Handel Parnasso in Festa
In his exemplary booklet-note David Vickers echoes Christopher Hogwood and Jonathan Keates, whose excellent books on Handel have recently been updated, in commenting on the undeserved neglect of this occasional piece. Parnasso in Festa was composed to mark the wedding in 1734 of Handel’s favourite pupil, Princess Anne, to Prince William of Orange. A preview in the Daily Journal announced that the music was a mixture of “single Songs, Duetto’s, &c. intermix’d with Chorus’s, some what in the Style of Oratorio’s”. This was spot-on, as most of the numbers were recycled from Athalia, performed in Oxford the previous year but not yet heard in London.
The setting is Mount Parnassus, where gods, Muses and assorted hangers-on are gathered to celebrate the marriage of Peleus and Thetis, the future parents of Achilles. Much of the music is perfectly well suited to its new context. The Muse Clio’s “Verginelle dotte”, for instance, is a perfect analogue to Josabeth’s deathless “Blooming virgins” in Athalia. And even when the sentiments are different – Clio’s aria commending the happy pair to the care of the Graces is far removed from Athalia’s “My vengeance awakes me” – the result is not incongruous.
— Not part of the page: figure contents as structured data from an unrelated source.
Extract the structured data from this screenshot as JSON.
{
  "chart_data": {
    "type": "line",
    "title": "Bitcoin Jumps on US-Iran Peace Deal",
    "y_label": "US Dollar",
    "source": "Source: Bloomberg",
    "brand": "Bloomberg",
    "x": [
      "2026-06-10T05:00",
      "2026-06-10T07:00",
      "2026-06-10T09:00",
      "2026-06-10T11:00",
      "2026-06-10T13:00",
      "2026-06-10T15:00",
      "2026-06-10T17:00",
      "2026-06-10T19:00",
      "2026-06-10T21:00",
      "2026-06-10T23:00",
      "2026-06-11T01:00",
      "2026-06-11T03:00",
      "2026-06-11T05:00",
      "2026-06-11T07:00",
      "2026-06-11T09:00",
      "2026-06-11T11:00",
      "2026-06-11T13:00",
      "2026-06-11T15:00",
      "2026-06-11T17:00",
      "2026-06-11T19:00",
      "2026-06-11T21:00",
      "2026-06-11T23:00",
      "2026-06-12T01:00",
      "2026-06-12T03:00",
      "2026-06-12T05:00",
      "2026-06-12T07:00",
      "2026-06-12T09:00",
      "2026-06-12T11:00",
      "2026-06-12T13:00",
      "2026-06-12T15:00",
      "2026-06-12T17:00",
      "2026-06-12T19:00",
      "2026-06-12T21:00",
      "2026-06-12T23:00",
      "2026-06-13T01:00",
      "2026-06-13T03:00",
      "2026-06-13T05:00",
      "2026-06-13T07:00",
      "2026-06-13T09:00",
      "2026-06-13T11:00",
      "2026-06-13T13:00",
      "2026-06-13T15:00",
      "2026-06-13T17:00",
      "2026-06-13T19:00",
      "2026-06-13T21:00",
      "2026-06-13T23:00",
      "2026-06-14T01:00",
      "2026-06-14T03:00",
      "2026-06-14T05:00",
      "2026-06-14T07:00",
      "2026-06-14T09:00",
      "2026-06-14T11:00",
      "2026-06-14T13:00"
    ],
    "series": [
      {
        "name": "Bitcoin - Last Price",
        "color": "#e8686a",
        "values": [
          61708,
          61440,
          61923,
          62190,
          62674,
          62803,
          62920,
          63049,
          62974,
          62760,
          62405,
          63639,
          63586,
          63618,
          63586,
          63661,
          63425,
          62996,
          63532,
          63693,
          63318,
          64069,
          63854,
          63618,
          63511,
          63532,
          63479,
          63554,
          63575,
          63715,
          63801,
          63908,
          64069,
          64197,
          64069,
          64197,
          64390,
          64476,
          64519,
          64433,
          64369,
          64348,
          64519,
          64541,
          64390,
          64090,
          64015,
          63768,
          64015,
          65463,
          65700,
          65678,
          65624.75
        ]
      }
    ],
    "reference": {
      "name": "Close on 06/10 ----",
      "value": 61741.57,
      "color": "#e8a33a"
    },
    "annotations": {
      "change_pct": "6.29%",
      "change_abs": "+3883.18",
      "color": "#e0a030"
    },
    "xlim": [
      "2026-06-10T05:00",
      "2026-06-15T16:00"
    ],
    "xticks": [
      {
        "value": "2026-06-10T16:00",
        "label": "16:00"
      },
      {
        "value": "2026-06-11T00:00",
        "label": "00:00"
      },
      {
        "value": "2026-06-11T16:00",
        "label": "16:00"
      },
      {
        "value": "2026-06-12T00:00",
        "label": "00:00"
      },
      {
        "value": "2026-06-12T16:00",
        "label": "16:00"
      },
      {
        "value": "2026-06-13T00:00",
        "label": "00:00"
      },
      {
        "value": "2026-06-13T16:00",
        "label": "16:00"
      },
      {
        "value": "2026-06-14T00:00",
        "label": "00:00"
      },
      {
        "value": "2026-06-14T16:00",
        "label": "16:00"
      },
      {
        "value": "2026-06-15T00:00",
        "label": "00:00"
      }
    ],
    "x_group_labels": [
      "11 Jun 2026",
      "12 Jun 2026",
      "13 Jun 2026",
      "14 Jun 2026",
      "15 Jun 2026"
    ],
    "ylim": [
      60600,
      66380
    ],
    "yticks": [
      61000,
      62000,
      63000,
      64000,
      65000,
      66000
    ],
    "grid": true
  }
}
The cast is led by the superb Apollo of Diana Moore, a name new to me, who combines the range of a mezzo with the tone quality of a contralto. Her semiquaver runs in “Torni pure”, one of the few original numbers, are thrilling. With admirable support from Carolyn Sampson and the rest of the cast, and crisp choral and orchestral contributions under Matthew Halls, this recording should ensure that Parnasso in Festa will at last come into its own.